Seit jeher wurden Grenzen überschritten, Extreme ausgelotet und Vorgaben bewusst umgangen. Derartige, nennen wir es Entwicklungen, sind vor allem im Hinblick auf die Musikgeschichte zu beobachten. Dass dabei Geschmäcker, und gar auch Nerven auf den Prüfstand geraten sind und sich der ein oder andere in Anbetracht der Entfaltung angewidert abgewendet hat, ist dabei zu vernachlässigen. Nur auf diese Weise konnten sich neue Nischen und Szenen auftun.

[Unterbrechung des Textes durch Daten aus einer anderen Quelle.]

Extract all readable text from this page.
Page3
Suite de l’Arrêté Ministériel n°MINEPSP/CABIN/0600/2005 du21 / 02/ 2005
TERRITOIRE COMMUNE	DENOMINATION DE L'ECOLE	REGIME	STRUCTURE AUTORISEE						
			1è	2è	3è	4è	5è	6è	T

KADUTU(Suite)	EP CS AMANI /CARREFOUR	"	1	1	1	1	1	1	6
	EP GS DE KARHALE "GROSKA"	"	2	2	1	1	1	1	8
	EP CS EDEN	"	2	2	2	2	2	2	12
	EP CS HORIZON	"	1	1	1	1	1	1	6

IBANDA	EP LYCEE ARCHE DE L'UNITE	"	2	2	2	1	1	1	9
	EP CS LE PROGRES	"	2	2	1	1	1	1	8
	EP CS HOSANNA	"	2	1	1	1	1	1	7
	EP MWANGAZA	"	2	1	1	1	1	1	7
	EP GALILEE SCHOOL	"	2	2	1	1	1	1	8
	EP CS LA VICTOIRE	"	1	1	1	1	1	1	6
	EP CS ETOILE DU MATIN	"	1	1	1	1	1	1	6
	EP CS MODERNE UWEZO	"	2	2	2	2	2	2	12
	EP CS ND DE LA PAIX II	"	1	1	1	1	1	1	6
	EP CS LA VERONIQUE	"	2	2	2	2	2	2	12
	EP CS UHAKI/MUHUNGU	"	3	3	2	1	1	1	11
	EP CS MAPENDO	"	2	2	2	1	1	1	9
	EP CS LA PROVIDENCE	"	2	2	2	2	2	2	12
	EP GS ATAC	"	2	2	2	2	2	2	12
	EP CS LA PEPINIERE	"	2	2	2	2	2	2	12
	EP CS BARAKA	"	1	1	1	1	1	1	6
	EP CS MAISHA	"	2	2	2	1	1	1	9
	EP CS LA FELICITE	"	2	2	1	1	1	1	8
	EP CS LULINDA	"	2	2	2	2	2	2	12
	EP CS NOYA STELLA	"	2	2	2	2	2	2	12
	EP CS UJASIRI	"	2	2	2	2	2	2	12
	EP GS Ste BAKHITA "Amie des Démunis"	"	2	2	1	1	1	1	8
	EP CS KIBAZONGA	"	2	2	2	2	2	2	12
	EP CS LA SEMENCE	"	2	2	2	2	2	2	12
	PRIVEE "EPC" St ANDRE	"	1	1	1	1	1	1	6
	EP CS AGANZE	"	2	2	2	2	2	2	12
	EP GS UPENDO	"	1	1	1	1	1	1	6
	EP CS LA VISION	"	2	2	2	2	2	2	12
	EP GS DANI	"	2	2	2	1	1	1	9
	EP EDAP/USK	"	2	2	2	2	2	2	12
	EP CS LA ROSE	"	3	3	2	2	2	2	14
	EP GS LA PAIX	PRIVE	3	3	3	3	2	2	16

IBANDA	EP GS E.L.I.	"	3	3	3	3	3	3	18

Die amerikanischen SUNN O))) gelten als Vorreiter des Drone, einer abstrakten Form des Doom, einer aus zähen Feedback- und Klangcollagen bestehenden Variation, fernab von Melodien und Rhythmen oder sonstigen formalen Mustern. Mit ihren bereits zahlreichen Veröffentlichungen hievten sie, das was vordergründig als Musik galt, auf ein neues Level. Einhelliges Verständnis war genauso wenig zu erwarten, wie etwa lukrative Chart-Platzierungen oder reißende Absätze, doch verzeichnet die Band mittlerweile eine feste Anhängerschaft. Den in Japan beheimateten BORIS wird eine ähnlich polarisierende Wirkung zuteil: Zunächst galt man als dreiste MELVINS-Kopie, natürlich haben sich BORIS auch nach einem Song eben jener benannt, welchem kaum nennenswerte Aufmerksamkeit geschenkt wurde. Doch schon bald schenkten uns BORIS experimentelle, bombastische, stark rifforientierte Perlen, wie „Absolutego“ und „Akuma No Uta“, die eine ähnliche Schar zu bedienen wussten, wie die der Drone-Pioniere SUNN O))). Nicht nur gehören beide Bands dem renommierten und hoch angesehenen Southern Lord-Label an, sondern prägten den unverkennbaren Drone-Sound.
Eine Kollaboration der beiden Bands drängte sich förmlich auf und wurde von langer Hand geplant. Nun endlich liegt uns mit „Altar“ das Ergebnis vor, welches jegliche Erwartungen meilenweit hinter sich lässt. BORIS und SUNN O))) liefern uns den Soundtrack des Jahres, das skurrilste Hörerlebnis des neuen Jahrtausends schlechthin, die tiefsten und breitesten Gitarrenwände und phänomenalsten Arrangements; Melodien oder sonstige konventionelle, massentaugliche Instrumentierungen mussten weichen. Bereits der Opener „Etna“ vermag alle Facetten in knapp zehn Minuten zu vereinen: Kontinuierlich wiederholte Riffs und eine stetig wechselnde Laut/Leise-Thematik lassen eine in nicht zu Worte fassende Faszination entstehen, die im Entferntesten an SIGUR ROS oder GODSPEED YOU! BLACK EMPEROR erinnert. Ergänzende Klänge orientalischer Instrumente, sowie Hörnern und einer Stimme, die derer von BJÖRK nicht unähnlich ist, hinterlassen schon beim ersten Hördurchlauf einen bleibenden Eindruck. Man sollte sich die Zeit nehmen, um sich zumindest einmal voll auf die Musik konzentrieren zu können.
Es ist durchaus nachvollziehbar, dass einige nur erschwert Zugang zu dieser Art von Musik finden, doch sollte der tolerante Musikliebhaber über den zuhauf zitierten Tellerrand hinaus schauen und „Altar“ zumindest die Gelegenheit geben. Denjenigen, die mit dem Schaffen von SUNN O))) und BORIS vertraut sind, ist „Altar“ ohne Einschränkung zu empfehlen. Im Kollektiv war man selten derartig stark.